So it’s interesting. I become pro-social, and at the same time, I become less desperate for social interaction. Maybe it’s because being pro-social extends to myself as well. Like it’s just an energy and if you have it you are good for you and everyone around you and you know it, and if you don’t have it, you’re…well, you’re at a disadvantage.

Then I came home and stretched/relaxed on my bed for maybe 30min with some music on and realized, the stretching, the relaxing, these are things I would usually think I would not find enjoyable due to the constant nagging urge to be around people or otherwise productive but in that moment all I wanted to do was relax and stretch. So I realized, maybe meditation could even be worked in, just after jogging, and maybe with music iunno.
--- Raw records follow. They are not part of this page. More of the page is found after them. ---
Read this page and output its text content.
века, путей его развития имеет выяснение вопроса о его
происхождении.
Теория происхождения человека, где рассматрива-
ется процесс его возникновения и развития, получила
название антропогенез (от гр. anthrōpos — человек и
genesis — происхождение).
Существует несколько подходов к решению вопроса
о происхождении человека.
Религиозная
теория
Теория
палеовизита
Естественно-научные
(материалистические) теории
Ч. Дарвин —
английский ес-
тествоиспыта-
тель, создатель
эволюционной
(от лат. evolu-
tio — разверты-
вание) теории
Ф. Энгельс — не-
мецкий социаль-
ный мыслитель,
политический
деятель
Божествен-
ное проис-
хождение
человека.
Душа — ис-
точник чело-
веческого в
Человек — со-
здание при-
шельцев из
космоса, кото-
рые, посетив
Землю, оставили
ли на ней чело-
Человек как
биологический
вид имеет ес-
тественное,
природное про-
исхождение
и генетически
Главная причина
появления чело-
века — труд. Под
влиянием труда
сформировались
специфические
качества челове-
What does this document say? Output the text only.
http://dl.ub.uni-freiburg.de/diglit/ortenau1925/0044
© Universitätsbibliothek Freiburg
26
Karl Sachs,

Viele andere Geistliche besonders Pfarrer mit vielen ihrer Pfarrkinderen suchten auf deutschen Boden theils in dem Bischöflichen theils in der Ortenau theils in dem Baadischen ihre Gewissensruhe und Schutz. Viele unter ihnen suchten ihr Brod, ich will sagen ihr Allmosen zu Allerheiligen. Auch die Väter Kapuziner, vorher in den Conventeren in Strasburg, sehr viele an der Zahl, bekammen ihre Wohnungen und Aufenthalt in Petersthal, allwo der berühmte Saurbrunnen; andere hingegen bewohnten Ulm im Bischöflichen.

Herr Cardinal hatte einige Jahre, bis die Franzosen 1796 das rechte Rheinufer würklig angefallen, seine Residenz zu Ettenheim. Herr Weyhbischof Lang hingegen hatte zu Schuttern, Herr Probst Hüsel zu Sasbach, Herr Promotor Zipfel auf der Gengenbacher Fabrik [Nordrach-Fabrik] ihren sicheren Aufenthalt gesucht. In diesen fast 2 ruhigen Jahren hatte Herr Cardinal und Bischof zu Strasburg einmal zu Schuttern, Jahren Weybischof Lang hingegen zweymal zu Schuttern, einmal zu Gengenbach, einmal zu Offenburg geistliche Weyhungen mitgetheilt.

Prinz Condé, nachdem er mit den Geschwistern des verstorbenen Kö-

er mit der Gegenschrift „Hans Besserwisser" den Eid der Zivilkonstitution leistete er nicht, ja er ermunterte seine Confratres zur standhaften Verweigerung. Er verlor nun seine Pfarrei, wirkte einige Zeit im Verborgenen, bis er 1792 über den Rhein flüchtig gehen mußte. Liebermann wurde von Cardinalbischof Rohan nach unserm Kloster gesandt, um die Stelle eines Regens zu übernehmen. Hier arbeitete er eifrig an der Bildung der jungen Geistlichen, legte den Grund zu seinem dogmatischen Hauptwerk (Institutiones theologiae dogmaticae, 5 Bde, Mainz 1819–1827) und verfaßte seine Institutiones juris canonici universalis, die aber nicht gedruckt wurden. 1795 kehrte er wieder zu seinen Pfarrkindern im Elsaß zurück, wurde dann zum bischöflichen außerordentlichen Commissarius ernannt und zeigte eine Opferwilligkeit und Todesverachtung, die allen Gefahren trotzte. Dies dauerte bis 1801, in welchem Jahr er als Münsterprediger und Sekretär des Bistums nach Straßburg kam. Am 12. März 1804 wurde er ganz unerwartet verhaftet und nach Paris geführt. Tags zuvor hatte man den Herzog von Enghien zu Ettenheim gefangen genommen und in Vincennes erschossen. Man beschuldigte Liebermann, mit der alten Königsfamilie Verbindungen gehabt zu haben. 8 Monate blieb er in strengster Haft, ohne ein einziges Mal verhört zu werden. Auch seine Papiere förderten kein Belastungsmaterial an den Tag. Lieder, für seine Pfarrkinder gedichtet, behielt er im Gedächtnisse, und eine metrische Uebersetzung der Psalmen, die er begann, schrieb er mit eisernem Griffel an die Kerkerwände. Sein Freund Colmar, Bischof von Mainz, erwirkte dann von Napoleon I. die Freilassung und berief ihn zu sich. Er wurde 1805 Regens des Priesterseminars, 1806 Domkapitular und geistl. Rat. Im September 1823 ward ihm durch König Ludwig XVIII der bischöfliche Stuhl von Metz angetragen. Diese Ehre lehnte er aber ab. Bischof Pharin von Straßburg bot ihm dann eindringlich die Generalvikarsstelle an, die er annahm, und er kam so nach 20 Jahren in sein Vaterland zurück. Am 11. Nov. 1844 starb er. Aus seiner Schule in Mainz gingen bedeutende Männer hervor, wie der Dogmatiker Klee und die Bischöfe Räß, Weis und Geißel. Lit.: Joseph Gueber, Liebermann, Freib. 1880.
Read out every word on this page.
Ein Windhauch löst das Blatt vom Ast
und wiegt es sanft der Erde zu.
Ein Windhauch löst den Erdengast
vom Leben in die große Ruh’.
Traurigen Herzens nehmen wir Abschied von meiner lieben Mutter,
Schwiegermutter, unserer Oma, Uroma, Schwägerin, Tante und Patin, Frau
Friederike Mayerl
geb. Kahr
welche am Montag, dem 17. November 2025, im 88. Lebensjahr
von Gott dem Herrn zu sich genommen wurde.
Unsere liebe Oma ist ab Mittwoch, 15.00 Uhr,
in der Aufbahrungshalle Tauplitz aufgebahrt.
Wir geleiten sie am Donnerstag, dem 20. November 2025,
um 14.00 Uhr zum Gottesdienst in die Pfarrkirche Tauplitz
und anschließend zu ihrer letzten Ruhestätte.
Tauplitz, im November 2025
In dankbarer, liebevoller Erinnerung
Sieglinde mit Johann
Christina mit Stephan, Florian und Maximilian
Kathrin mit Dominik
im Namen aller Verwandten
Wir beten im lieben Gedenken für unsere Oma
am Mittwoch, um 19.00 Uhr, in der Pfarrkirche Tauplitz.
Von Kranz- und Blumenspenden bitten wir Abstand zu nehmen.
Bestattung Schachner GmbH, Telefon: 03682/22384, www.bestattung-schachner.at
So it seems so much of my experience of life depends on if I jog or not.

about an hour later…

However, it’s not like people are flocking to my door step because I worked out. I’m still here in my room by myself. I guess I’m still not quite as desperate. I would work on some programming but I’m tired. I’d go play magic but It’s to late to head there now. I guess it’s best that I go to bed early anyways. In the future though I just thought about maybe group classes, also of course meetups. I’d love to work on my comedy as well, so maybe I’d have something to bring to any social situation and make it light and fun, because after a jog, I am usually in a light and fun kind of pro-social mood which would be complemented by humor. Although maybe I don’t need to actually focus on making any. Actually maybe I just need to surround myself (virtually I guess) with more funny, and enjoy it in a pro-social way(which btw comedy is way more funny after a jog), and let it rub off on me. Then in interactions I’ll be natural with the spotting absurdity and my mind will be primed for funny from the comedy. Also watching comedy is priming for socializing in general because you get into the social groove when your seeing other socially intelligent people talking. Also comedy increase serotonin on it’s own.

Very technical for someone who just want’s to have fun, but I’m taking into account the down time, like now, where there isn’t anyone to meet up with.

On second thought, after watching some comedy, I feel like I will just watch comedy because I enjoy it.